"Bisa saja mereka memang tidak mau membayar para guru honor. Uangnya mungkin mereka pakai." Timbrung Bahtok. "Lalu honormu memberi les privat di gang Sirsak itu, tidak kamu tanyakan?" Kata Bahtok lagi sambil melirik Sudin.
"Aku tak enak menanyakannya, aku kan berhenti tidak dengan hormat." Jelas Sudin. "Lagi pula aku tak respect dengan anak perempuan nya."
"Anak perempuannya yang kamu beri les privat itu dan katamu sering menggoda itu?"
"Ya." Angguk Sudin malu-malu.
"Allaaaa. Mana ada buaya menolak bangkai. Tak usah sok sucilah." Jengek Bahtok.

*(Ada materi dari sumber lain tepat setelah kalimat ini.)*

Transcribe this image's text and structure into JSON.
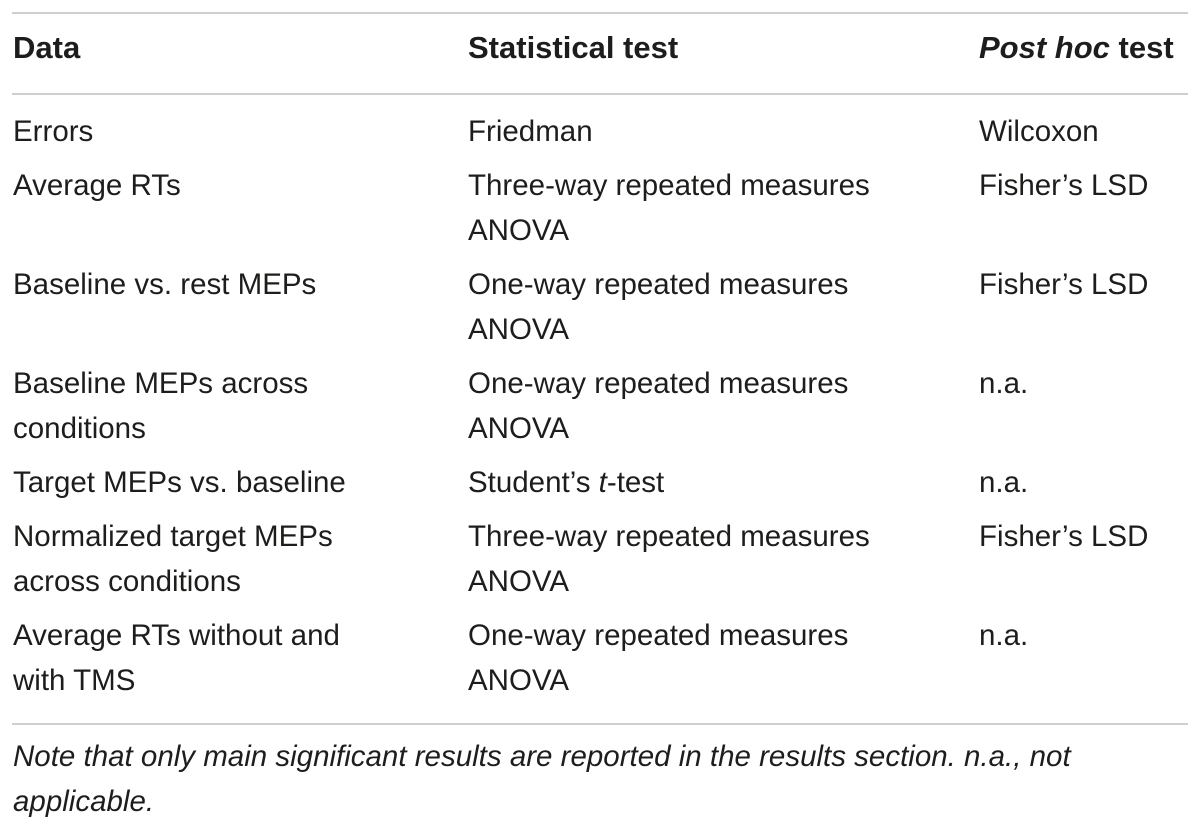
{
  "table": {
    "headers": {
      "data": "Data",
      "test": "Statistical test",
      "posthoc_italic": "Post hoc",
      "posthoc_rest": " test"
    },
    "rows": [
      {
        "data": "Errors",
        "test": "Friedman",
        "posthoc": "Wilcoxon"
      },
      {
        "data": "Average RTs",
        "test": "Three-way repeated measures\nANOVA",
        "posthoc": "Fisher’s LSD"
      },
      {
        "data": "Baseline vs. rest MEPs",
        "test": "One-way repeated measures\nANOVA",
        "posthoc": "Fisher’s LSD"
      },
      {
        "data": "Baseline MEPs across\nconditions",
        "test": "One-way repeated measures\nANOVA",
        "posthoc": "n.a."
      },
      {
        "data": "Target MEPs vs. baseline",
        "test_prefix": "Student’s ",
        "test_italic": "t",
        "test_suffix": "-test",
        "posthoc": "n.a."
      },
      {
        "data": "Normalized target MEPs\nacross conditions",
        "test": "Three-way repeated measures\nANOVA",
        "posthoc": "Fisher’s LSD"
      },
      {
        "data": "Average RTs without and\nwith TMS",
        "test": "One-way repeated measures\nANOVA",
        "posthoc": "n.a."
      }
    ],
    "note": "Note that only main significant results are reported in the results section. n.a., not applicable."
  }
}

Sudin menatap kawannya dengan tajam. "Kamu boleh nggak percaya, tapi swear deh. Aku memang tak naksir. Lagi pula aku kan lagi mengejar Desy."
"Ngapain sok setia. Belum pasti juga Desy bisa kamu dapatkan. Kan lebih baik membuat cadangan banyak-banyak. Lepas satu kan yang lainnya siap." Ledek Soparong.

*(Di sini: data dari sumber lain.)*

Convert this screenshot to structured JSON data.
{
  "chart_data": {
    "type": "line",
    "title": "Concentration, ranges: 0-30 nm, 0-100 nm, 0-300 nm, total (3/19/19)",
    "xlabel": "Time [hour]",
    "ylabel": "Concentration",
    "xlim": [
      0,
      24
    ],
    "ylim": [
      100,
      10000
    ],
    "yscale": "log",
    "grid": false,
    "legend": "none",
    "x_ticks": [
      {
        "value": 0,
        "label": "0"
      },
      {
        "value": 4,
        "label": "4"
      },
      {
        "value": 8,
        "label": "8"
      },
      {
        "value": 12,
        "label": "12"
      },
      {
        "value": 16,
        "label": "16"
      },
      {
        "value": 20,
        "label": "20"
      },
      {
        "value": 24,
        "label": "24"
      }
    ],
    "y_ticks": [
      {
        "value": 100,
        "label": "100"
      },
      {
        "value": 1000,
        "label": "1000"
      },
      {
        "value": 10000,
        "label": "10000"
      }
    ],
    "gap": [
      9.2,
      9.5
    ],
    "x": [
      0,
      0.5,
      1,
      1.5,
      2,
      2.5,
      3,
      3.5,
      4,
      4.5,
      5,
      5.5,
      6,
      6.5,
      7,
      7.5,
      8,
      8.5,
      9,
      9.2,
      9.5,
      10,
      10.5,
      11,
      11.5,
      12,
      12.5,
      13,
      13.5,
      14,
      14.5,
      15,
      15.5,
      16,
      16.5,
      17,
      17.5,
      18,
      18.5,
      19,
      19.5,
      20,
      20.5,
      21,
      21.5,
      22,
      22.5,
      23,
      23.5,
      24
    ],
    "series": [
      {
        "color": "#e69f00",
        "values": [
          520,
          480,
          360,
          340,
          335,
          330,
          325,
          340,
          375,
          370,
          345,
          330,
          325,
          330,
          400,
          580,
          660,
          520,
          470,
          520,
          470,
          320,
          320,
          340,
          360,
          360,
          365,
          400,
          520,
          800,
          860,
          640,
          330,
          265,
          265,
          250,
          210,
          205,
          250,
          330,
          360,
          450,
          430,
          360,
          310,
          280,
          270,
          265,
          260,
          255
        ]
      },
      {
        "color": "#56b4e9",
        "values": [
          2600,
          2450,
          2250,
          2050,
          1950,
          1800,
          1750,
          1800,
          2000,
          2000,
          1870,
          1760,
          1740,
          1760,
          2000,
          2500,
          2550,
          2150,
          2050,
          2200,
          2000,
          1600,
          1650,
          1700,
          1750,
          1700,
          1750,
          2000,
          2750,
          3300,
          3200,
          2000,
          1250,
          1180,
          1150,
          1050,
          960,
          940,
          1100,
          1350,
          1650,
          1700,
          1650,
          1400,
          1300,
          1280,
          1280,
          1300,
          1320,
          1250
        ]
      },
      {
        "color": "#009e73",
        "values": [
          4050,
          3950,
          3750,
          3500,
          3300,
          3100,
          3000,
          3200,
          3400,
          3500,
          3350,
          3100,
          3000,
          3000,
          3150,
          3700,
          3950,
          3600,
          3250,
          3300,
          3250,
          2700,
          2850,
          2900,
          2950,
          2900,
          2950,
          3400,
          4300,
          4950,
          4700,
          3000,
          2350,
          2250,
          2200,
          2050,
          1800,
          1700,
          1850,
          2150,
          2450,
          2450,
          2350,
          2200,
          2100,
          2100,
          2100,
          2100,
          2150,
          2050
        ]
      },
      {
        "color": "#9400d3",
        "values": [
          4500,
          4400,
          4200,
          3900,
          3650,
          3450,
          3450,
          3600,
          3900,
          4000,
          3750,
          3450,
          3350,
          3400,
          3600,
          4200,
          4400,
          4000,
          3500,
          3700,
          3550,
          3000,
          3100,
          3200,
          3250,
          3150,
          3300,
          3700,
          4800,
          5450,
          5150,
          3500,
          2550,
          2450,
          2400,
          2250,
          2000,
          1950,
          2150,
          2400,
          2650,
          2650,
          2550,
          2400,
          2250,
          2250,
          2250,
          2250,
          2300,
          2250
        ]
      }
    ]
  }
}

"Benar itu" celetuk Bahtok mendukung Soparong. "Bapak nya kan kaya, nanti kita-kita nggak bakalan kelaparan lagi kayak gini, hiyakan Rong?" Jengeknya sambil mengedipkan mata ke arah Soparong.

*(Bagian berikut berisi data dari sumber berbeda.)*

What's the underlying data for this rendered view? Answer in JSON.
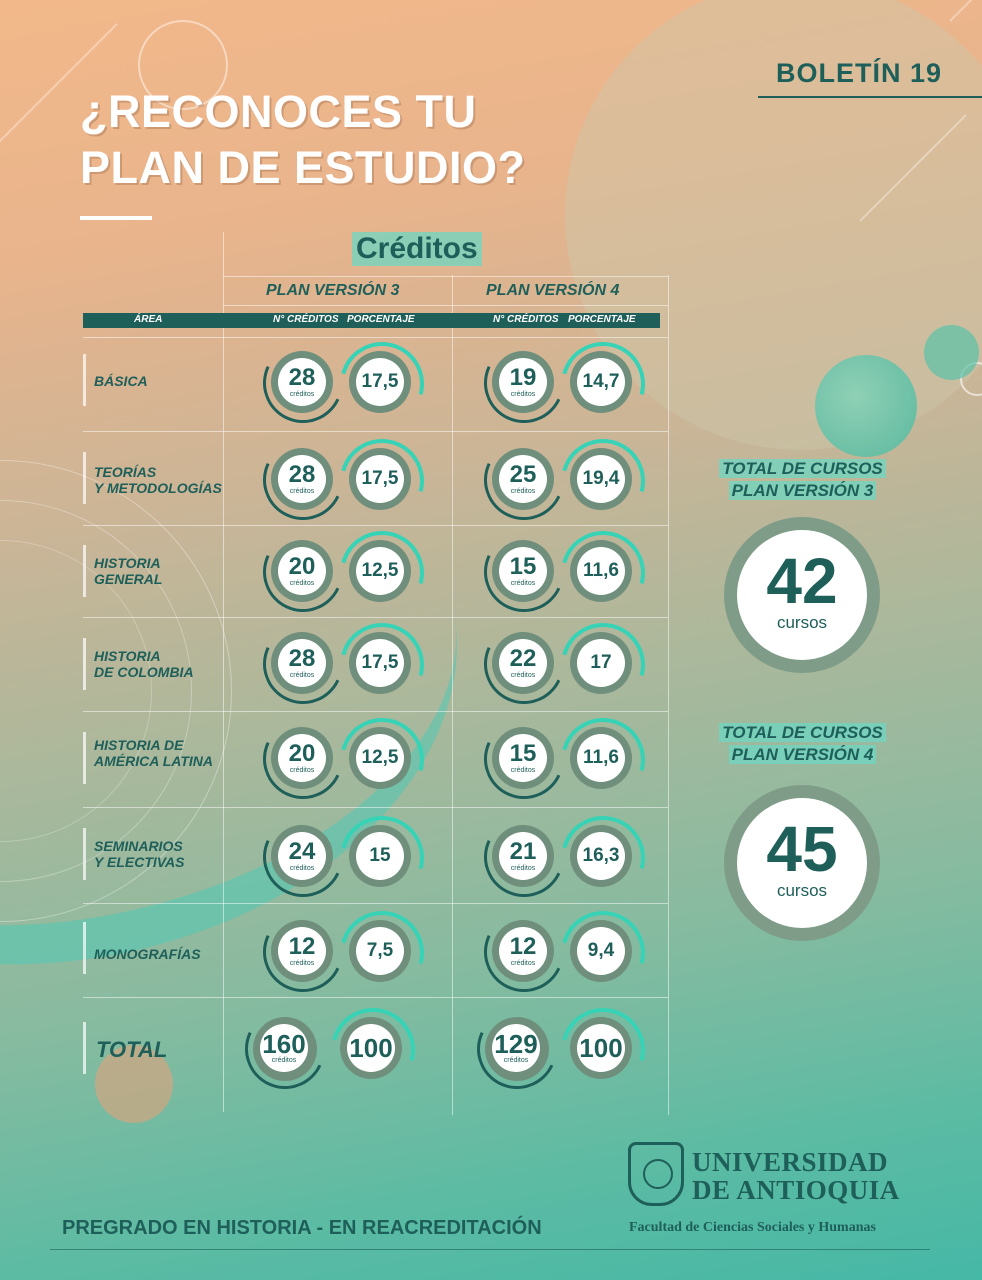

"Yah, sudahlah gurauannya." Tukas Sudin menghentikan ledekan kedua kawannya itu. "Lebih baik sekarang kita memikirkan, bagaimana kita harus makan malam ini."
Kedua kawannya terdiam. Masing-masing jadi teringat jika dua hari ini mereka belum makan. Seperti di komando saja "krrriuuuukkkk...!" perut mereka bertiga berbunyi laksana koor. Ketiganya saling pandang, tersenyum. Tapi sebuah senyum yang lemah.
Tiba-tiba terdengar klakson di luar kamar mereka. Sepertinya dari arah pintu masuk asrama. Kebetulan kamar mereka bertiga terletak di dekat pintu masuk utama asrama. "Pak Pos. saya kenal suara motornya...!" Seru Bahtok bersemangat. "Siapa tahu wesel saya datang..." Karena pada jaman itu pengiriman uang cara termudah dari kampung adalah via wesel pos.